Topic registration: in Kafka, messages from the same Topic are divided into multiple partitions and distributed over multiple Broker, and the partition information and the correspondence with Broker are also maintained by Zookeeper. For example, I created a theme named my-topic and it has two partitions, corresponding to the zookeeper will create these folders: / brokers/topics/my-topic/partions/0, / brokers/topics/my-topic/partions/1

Load balancer: as mentioned above, Kafka can provide better concurrency capability by assigning multiple Partition to a specific Topic, and each Partition can be distributed on different Broker. Different Partition,Kafka of the same Topic will try to distribute these Partition to different Broker servers. When the producer generates a message, it will also try to deliver it to the Partition of different Broker. When consuming Consumer, Zookeeper can achieve dynamic load balancing based on the current number of Partition and the number of Consumer.

.

How does Kafka guarantee the consumption order of messages?
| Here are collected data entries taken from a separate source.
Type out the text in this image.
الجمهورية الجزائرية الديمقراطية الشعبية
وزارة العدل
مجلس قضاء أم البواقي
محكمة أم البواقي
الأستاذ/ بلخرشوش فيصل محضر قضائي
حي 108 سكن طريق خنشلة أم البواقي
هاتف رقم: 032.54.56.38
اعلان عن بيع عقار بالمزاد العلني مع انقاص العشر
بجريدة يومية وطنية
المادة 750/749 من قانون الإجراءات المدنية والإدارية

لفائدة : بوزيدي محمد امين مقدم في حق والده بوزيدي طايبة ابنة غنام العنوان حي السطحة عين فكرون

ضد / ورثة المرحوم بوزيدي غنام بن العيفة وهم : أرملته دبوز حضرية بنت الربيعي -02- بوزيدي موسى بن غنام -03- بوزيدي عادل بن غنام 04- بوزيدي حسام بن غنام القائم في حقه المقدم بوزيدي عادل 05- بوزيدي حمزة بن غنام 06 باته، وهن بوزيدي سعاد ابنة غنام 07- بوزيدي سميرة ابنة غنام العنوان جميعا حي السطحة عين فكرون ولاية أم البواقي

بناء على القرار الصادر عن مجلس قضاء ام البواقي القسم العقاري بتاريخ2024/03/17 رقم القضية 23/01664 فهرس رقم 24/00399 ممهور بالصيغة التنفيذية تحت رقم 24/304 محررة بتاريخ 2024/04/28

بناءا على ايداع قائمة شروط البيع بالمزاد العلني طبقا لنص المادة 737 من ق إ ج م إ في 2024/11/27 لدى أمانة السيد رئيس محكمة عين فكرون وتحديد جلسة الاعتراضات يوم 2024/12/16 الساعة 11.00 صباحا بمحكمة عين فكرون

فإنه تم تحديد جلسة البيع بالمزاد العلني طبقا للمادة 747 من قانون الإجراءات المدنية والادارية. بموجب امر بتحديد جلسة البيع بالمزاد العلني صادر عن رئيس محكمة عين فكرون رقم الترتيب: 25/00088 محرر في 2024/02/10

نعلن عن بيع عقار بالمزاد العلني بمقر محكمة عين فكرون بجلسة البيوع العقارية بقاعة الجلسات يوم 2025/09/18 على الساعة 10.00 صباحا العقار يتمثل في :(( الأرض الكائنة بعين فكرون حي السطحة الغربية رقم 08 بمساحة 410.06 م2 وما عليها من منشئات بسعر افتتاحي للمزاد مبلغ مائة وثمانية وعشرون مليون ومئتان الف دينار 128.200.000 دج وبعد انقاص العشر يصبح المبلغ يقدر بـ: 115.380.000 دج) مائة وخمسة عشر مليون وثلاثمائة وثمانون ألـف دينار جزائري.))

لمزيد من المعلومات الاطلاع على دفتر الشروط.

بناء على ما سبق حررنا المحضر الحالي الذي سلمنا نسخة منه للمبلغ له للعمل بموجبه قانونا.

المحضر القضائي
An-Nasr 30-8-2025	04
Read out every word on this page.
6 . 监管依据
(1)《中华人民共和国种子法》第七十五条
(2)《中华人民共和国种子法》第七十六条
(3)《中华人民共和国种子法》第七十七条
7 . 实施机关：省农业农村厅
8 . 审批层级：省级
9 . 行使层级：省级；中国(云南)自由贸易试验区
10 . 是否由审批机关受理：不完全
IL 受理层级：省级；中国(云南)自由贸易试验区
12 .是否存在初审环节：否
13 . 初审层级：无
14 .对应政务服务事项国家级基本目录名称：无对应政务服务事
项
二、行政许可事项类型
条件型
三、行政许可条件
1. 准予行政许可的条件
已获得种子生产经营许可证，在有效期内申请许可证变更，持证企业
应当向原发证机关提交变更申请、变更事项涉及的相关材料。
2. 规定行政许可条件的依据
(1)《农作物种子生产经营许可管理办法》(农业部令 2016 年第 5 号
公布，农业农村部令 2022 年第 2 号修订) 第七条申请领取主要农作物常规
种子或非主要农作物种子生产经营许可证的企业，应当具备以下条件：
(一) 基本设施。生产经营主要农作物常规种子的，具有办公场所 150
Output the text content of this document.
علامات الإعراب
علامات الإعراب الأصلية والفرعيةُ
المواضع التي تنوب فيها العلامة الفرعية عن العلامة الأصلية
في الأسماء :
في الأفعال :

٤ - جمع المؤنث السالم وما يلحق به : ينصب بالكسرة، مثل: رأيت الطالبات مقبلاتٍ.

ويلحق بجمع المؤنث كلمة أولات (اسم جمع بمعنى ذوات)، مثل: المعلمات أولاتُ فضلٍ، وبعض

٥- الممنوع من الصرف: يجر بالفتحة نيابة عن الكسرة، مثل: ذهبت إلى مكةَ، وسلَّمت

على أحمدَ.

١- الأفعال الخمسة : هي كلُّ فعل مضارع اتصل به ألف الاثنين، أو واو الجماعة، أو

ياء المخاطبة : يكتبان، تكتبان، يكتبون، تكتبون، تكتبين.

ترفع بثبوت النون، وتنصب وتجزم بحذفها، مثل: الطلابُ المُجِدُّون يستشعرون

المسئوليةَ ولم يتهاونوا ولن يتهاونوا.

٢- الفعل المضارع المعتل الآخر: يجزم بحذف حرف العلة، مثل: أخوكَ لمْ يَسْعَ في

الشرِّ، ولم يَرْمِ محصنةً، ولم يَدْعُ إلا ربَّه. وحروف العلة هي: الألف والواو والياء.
In the process of using message queues, there are often business scenarios that need to strictly ensure the consumption order of messages. For example, we send two messages at the same time. The corresponding database operations for these two messages are: change the user membership level and calculate the order price according to the membership level. If the consumption order of the two messages is different, the final result will be completely different.

We know that the Partition (partition) in Kafka is the real place to store messages, and all the messages we send are placed here. Our Partition exists in the concept of Topic, and we can assign multiple Partition to a particular Topic.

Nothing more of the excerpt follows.